I would look very carefully at existing IPs but would only sell one at this stage, the one likely to give the least in CG and return through depreciation etc. Not sure I would be selling anything 500 mtr from a beach though. The increased serviceability resulting from dumping P & I loan may more than compensate for short-term losses to CG and agent fees in terms of increased borrowing power.
What's wrong with having some PPOR debt anyway?

Sure it's not tax-deductible, but 'bad' debt isn't 'fatal' debt :)


Originally posted by Aceyducey
What's wrong with having some PPOR debt anyway?

Sure it's not tax-deductible, ...

BUT IT IS CGT FREE WHEN YOU SELL - the average family sells every 7 years.
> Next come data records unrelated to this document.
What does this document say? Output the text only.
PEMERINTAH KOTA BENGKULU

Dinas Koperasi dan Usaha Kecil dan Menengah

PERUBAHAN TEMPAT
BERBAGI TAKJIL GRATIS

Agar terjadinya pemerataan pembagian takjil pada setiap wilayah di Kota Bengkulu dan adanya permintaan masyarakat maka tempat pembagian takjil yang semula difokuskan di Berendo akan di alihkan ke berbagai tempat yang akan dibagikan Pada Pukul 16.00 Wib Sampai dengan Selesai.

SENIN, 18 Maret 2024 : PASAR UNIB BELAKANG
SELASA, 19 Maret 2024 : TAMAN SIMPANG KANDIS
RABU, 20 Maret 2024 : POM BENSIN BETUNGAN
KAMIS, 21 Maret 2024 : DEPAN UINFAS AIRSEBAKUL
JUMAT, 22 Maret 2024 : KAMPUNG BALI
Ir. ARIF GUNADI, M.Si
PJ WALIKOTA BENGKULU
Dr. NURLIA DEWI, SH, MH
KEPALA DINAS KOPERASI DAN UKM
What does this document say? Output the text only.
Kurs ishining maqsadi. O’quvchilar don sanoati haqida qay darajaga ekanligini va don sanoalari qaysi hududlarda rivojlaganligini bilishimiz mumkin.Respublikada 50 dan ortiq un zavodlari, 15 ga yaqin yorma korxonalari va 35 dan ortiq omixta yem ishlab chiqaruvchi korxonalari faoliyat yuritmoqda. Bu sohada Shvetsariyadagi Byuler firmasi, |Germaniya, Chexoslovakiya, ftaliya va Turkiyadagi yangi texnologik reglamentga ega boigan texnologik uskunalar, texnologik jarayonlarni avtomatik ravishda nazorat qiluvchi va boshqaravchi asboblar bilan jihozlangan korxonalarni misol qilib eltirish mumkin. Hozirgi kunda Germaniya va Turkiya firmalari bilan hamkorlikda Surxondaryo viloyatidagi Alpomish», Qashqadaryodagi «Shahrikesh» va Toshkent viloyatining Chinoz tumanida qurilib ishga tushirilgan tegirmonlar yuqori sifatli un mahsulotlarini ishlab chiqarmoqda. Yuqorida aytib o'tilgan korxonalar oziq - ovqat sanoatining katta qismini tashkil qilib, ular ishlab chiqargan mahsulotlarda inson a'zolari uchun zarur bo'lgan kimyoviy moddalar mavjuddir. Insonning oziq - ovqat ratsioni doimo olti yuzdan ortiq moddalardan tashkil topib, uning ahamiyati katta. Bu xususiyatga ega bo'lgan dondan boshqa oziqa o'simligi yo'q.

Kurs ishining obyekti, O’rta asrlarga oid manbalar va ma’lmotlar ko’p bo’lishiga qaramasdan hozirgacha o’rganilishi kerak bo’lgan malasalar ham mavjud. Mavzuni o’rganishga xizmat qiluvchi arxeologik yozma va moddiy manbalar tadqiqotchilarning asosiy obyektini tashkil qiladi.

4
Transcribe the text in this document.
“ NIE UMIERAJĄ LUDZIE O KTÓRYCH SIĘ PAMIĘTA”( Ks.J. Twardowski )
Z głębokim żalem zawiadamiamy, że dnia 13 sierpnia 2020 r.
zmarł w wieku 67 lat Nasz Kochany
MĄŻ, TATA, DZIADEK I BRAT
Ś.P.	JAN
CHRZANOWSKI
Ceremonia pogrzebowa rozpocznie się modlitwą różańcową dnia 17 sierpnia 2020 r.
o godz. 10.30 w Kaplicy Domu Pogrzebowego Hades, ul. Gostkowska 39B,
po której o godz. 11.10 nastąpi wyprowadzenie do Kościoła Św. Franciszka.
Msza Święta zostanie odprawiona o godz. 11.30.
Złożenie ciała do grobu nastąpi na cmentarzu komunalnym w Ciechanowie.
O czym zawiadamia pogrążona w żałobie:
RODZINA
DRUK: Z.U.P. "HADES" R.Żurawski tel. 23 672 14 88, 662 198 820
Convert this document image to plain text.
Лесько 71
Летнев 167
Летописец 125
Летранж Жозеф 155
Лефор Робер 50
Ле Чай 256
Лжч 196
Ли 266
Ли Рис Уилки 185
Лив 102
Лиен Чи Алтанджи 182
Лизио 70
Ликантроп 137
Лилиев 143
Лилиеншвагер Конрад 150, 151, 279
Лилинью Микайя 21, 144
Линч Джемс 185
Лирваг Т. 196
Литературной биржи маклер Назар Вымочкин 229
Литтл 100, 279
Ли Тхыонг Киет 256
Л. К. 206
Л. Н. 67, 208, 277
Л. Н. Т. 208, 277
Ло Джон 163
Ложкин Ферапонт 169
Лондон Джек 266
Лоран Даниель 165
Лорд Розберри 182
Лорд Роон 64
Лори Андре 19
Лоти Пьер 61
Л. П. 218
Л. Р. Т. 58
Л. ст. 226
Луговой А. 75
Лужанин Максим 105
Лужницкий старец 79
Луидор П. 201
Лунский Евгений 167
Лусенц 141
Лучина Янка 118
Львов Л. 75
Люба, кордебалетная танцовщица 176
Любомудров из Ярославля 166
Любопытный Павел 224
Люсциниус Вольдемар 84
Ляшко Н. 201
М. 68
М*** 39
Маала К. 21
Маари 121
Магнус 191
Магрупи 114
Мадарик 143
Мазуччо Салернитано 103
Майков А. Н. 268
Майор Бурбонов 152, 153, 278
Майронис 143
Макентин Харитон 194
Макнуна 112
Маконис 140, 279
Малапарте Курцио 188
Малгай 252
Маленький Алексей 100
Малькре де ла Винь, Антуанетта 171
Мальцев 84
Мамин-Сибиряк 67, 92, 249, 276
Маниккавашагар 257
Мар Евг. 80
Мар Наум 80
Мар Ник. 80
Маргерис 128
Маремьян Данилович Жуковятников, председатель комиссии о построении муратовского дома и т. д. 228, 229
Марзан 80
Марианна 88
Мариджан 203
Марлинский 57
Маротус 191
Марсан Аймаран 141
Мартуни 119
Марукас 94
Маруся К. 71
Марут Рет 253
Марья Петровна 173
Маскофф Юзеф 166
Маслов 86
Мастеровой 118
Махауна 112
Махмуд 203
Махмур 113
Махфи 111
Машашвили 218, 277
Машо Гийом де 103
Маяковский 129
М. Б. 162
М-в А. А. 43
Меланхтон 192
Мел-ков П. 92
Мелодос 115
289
A close friend of mine just sold his PPOR and made $825K tax free in 3.5 years. If it was an IP, he would be up for $206,250 or thereabouts in CGT. Bloody hell- lucky it was his PPOR.
Hi Quoll

You have got some good feedback now and it is a credit to the forum. Interested in your spread sheet calcs when down if you wish to post?

Peter 147

I'm happy with the PPOR and the debt was needed to get into it. Has been the best decission we ever made. But if I can have the same level of debt but be able to claim more expenses by having the debt on a income earning asset that would be better.

I would like more disposable income. If it comes through paying less tax that is good, if it comes from a pay rise that is good and if it comes from more investments in general that is also good.

I've got a few phone calls to make. I'll see what Dale my conveyancer has to say and post later.

I have enjoyed reading this post, it is a subject that my wife and myself have discussed quite a few times lately.
My plan is to probably sell off one of my SE QLD IP's off in about 10 - 12 months. Its just a matter of which one - both same age but latest aquisition has excellent depreciation compared to the one we purchased 10 years ago in joint names.
This we feel comfortable with.
We both feel that it would be nice to have no mortgage on PPOR - at moment what equity we have is only on paper (i.e not realised)....and what if there is a downturn of 10 to 20% in the next several years....who knows. SE QLD had some 8 years of negative growth before it went crazy :)
Not sure if this would suit your situation but what we are doing is only paying the interest on the loan from our cash and paying all other expenses (rates, management fee's, repairs, accountants,etc) out of our LOC loan, which is tax deductable. So all the extra cash goes straight into our PPOR loan. In our case it's $20K per year off our loan.

All it's doing is transfering your debt (slowly) to be tax deductable debt, but this is the option we chose as we didn't want to sell any of our properties.


no doubt this subject was discussed at length in other threads but I thought the ATO ruled against the practise you refer to after split loans first took off.

what do you mean "only paying the interest on the loan from our cash".

I understood the ATO stopped people capitalising their interest - I can't remember if they stopped people capitalising their expenses.

Need an accountant (again) - Dale, NickM, others??

The ATO ruled against capitalizing interest as Kieran suggests and that is what I mean by "only paying the interest out of our cash" but I am of the understanding that you can capitalize all other expenses. And that is what we are doing.

This is what my accountant advised and I have no reason to doubt him as he is usually ULTRA CONSERVATIVE.

Dale's expert opinion would be welcome though.